If I’ve learnedone thing in my long life it’s that every single family is different. And in order to win the opportunity to court Emilia, to convince both Jasper and Emilia that this can work, I need to impress the matriarch. Mrs. Rivera is a tough critic, but I’ve faced harsher.

She loves her daughter and while I’m not at that point yet—we’ve barely spoken—I know new beginnings when I see them. The sensation of meeting a person and feeling like they’re the connection you’ve been missing for lifetimes.

It’s just how it was when I met Jasper. Bloody from being cornered in an off-the-beaten-path hallway by others of our kind in a place that should act as a sanctuary for us all. He’s always been just as painfully proud as he was in that moment, hurting and ready to bite any hand reaching out.

“What are you looking at?” he spits at me like the blood on his face isn’t there and his eye isn’t swollen shut.
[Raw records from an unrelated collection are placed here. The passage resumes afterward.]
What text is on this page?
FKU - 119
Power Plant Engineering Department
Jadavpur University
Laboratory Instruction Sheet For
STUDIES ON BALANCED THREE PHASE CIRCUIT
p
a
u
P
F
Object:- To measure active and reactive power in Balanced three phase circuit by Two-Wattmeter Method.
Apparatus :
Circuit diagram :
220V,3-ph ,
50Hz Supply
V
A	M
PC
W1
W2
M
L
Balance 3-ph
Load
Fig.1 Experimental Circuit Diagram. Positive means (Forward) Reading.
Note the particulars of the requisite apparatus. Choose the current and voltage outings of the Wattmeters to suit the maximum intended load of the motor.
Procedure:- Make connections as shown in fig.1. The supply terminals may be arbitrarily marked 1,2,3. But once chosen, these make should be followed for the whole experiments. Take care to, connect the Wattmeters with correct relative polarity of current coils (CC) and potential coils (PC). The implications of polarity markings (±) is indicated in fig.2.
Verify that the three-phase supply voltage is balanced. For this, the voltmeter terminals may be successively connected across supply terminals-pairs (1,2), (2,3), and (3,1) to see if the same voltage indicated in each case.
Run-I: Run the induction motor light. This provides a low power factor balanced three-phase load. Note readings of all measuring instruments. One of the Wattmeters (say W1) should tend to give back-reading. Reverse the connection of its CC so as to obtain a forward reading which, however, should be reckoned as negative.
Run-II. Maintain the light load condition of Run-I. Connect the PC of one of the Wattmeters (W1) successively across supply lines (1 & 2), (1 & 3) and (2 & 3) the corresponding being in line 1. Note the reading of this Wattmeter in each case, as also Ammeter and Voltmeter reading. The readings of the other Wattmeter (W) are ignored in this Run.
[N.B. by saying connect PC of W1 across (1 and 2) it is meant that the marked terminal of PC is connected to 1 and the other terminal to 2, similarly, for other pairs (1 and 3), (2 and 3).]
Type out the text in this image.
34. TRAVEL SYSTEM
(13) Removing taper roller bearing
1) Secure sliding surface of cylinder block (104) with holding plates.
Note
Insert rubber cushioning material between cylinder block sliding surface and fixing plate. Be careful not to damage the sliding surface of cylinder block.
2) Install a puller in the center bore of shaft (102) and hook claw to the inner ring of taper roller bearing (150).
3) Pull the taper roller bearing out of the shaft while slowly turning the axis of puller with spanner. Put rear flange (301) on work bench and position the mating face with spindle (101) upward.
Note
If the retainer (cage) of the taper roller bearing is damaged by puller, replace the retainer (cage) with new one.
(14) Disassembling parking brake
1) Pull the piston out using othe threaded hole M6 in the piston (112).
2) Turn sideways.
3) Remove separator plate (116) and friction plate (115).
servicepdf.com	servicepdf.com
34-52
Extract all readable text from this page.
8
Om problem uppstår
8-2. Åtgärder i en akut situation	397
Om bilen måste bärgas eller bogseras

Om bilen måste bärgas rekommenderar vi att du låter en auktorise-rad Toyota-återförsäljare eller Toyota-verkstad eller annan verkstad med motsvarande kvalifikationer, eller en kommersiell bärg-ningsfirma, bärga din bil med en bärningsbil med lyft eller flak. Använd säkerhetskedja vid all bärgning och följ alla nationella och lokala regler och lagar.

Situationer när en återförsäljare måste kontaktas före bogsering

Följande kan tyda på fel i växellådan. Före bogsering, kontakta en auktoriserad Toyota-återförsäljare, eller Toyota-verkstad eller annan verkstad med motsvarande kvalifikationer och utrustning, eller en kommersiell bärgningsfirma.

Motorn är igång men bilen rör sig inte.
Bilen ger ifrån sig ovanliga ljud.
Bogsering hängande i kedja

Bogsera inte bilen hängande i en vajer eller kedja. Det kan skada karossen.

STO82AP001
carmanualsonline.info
And to charm him, to get close enough to convince him to share his body and life with me, I’d offered him something he couldn’t refuse.

I offered to teach him to fight.

Ha, that bears more similarities to the current situation than I realized.

I make sneaky glances while I chop onions to where Jasper and Emilia sit at the table. They’re discussing work, and with the enthusiastic way Emilia gesticulates, I foresee my heart being captured by yet another workaholic. Stress lines her eyes as she describes all the projects that will need to be outsourced pronto and Jasper makes notes on his phone.

The stunning serpents, the visual proof of her being Chosen, are hidden by the glamour once more.

I want to see them again. To know that this is all real. Our miracle.

But it’s good to hide that for now. There will be others who will disagree that Emilia belongs with Jasper and me. The longer that we can keep them from finding out, the better and the more likely that she’ll chooseus.

Emilia belongs with us. I feel it in my bones, see it in the way that Jasper watches her too closely, but Chosen have always had the final decision about their matches.

Mrs. Rivera makes a dismissive sound from her place at the counter when I add the lamb to the kofta mixture.

The process of thinking through family dynamics is a rusty one for me. I’ve been alone for so long, it’s hard to remember the ways people sway and change together. I’ve kept to the sidelines because every time I’ve visited a family unit, it would remind me of what I lost.

This moment in Mrs. Rivera’s kitchen is no different. Even with how old the memories are now, the love on Mrs. Rivera’s face when she looks at Emilia stabs my heart. My mother looked at me like that once upon a time, right before rolling her eyes and correcting my cooking method.

I swallow down the memories.

“You seem to know what you’re doing,” Mrs. Rivera remarks.

“Even I’m not arrogant enough to impress you with subpar skills,” I say, even though I cheated and had Jasper pick up fragrant rice from the Middle Eastern place down the street while I went for groceries.